Beneteau Cyclades 43.3

Development
- Designer: Berret-Racoupeau
- Location: France
- Year: 2007
- Builder: Beneteau
- Role: Cruiser
- Name: Beneteau Cyclades 43.3

Boat
- Displacement: 19,797 lb (8,980 kg)
- Draft: 6.23 ft (1.90 m)

Hull
- Type: monohull
- Construction: glassfibre
- LOA: 43.50 ft (13.26 m)
- LWL: 40.65 ft (12.39 m)
- Beam: 14.53 ft (4.43 m)
- Engine: Yanmar 56 hp (42 kW) diesel engine

Hull appendages
- Keel: Fin keel with weighted bulb
- Ballast: 6,393 lb (2,900 kg)
- Rudder: Spade-type rudder

Rig
- Rig type: Bermuda rig
- I foretriangle height: 50.69 ft (15.45 m)
- J foretriangle base: 15.29 ft (4.66 m)
- P mainsail luff: 48.88 ft (14.90 m)
- E mainsail foot: 17.55 ft (5.35 m)

Sails
- Sailplan: Fractional rigged sloop
- Mainsail area: 428.92 sq ft (39.848 m^{2})
- Jib/genoa area: 387.53 sq ft (36.003 m^{2})
- Total sail area: 816.45 sq ft (75.851 m^{2})

= Beneteau Cyclades 43.3 =

Sailboat class

The Beneteau Cyclades 43.3, sometimes just called the Cyclades 43, is a French sailboat that was designed by Berret-Racoupeau as a cruiser primarily aimed at the yacht charter market and first built in 2007. The series is named for the Greek island chain.
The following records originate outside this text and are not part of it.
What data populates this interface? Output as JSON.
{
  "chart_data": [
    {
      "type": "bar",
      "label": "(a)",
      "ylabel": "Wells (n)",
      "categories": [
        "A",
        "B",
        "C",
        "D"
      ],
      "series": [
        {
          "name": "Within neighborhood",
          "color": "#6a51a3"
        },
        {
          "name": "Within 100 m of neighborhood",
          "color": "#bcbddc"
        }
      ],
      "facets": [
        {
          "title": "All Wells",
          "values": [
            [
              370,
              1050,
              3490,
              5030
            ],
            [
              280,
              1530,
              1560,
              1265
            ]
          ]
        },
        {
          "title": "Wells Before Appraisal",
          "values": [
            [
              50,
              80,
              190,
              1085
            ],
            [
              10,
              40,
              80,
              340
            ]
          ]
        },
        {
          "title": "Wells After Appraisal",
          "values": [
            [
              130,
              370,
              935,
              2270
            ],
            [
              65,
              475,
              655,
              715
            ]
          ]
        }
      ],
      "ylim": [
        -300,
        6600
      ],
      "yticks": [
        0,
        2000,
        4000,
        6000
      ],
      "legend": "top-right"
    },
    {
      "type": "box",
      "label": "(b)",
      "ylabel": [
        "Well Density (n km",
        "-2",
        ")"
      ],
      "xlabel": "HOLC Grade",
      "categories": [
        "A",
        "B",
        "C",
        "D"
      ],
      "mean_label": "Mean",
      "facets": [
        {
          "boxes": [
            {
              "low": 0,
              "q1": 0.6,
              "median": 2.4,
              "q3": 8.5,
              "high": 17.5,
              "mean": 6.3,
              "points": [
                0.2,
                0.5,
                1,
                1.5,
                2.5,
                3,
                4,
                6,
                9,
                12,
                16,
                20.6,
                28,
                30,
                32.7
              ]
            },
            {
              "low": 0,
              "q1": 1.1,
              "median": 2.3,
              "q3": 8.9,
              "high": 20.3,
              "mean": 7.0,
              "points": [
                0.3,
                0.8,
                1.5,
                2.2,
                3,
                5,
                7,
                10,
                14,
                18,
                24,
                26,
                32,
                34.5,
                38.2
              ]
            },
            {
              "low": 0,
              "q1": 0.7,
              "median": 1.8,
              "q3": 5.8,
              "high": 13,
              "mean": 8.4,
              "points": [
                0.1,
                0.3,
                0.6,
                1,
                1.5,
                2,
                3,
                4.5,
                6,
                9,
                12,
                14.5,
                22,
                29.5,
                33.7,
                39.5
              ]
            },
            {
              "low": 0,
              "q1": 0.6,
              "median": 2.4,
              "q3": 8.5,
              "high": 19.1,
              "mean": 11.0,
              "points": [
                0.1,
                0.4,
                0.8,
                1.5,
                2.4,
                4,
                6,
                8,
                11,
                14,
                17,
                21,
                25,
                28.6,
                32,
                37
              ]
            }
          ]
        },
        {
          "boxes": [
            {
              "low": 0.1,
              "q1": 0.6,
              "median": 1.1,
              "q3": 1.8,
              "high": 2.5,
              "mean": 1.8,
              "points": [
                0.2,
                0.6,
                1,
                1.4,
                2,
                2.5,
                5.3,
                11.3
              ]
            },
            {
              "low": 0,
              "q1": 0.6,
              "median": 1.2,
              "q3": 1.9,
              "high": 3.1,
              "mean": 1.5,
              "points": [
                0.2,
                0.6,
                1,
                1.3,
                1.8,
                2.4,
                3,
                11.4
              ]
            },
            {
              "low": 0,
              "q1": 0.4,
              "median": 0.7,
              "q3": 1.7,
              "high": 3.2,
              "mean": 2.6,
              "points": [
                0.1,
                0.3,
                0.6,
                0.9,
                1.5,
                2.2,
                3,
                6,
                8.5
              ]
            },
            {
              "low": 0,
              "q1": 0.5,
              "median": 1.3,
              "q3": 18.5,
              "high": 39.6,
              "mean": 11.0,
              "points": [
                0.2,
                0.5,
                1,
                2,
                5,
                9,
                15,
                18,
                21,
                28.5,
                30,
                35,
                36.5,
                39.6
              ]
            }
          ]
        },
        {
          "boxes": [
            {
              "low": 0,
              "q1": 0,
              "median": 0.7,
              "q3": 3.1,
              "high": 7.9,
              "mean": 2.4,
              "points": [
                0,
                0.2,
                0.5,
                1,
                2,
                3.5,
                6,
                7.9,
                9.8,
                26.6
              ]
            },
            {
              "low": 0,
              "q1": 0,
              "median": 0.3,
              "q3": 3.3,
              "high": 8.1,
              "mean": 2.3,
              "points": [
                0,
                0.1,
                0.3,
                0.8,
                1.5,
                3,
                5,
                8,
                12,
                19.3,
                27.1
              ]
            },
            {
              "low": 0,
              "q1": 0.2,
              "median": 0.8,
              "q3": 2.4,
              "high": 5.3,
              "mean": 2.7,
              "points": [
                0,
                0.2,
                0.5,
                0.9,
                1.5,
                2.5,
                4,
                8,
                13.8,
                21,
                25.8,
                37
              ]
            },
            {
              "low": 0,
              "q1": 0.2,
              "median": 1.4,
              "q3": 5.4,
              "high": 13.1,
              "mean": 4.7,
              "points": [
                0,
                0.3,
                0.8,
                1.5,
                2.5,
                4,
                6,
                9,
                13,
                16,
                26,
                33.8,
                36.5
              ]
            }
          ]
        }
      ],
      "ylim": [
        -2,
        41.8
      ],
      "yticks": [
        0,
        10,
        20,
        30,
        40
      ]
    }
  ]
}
The design was also sold as the Moorings 43.3 and Moorings 44.3 for Moorings Yacht Charter and is the same design as the four-cabin Cyclades 43.4.

==Production==
The design was built by Beneteau in France, from 2007 to 2010, but it is now out of production.

==Design==
The Cyclades 43.3 is a recreational keelboat, built predominantly of glassfibre, with wood trim. The hull and deck are both fibreglass with a balsa core. It has a fractional sloop rig, with a deck-stepped mast, two sets of swept spreaders and aluminium spars with stainless steel wire standing rigging. The hull has a slightly raked stem, a walk-through reverse transom with a swimming platform, an internally mounted spade-type rudder controlled by dual wheels and a fixed fin keel with a weighted bulb. It displaces 19797 lb and carries 6393 lb of cast iron ballast.

The boat has a draft of 6.23 ft with the standard keel.

The boat is fitted with a Japanese Yanmar diesel engine of 56 hp for docking and manoeuvring. The fuel tank holds 53 u.s.gal and the fresh water tank has a capacity of 140 u.s.gal.

The design has sleeping accommodation for six people, with a double berth in the bow cabin and two aft cabins, each with a double berth. The main salon has a U-shaped settee and a straight settee. The galley is located on the port side of the main salon. The galley is of straight configuration and is equipped with a three-burner stove, a refrigerator, freezer and a sink. A navigation station is located in the salon, on the starboard side. There are three heads, one for each cabin. Cabin headroom is 78 in.

The design has a hull speed of 8.54 kn.

==Operational history==
One review reported, "Yachting World's respected yacht tester Matthew Sheahan also mentions the shortage of winches, but he enjoyed his sail in a decent breeze. 'Once the Cyclades 43 is set up she sails well, is stiff, barrels along upwind at just under 7 knots and hits eight with ease on a reach,' he says. 'With a twin wheel system the 43 is rather heavy on the helm, but she remains an easy boat to steer in a straight line and responsive when you want to twist and turn over waves.'"

In a 2010 review, yacht broker Richard Jordan wrote, "the Cyclades 43 is absolutely not a bluewater boat. Other Beneteaus such as the Oceanis series are rated for offshore work. The Cyclades series is not. It is a great coastline sailor. She would be perfect to hop back and forth from the Bahamas and sail around the Caribbean."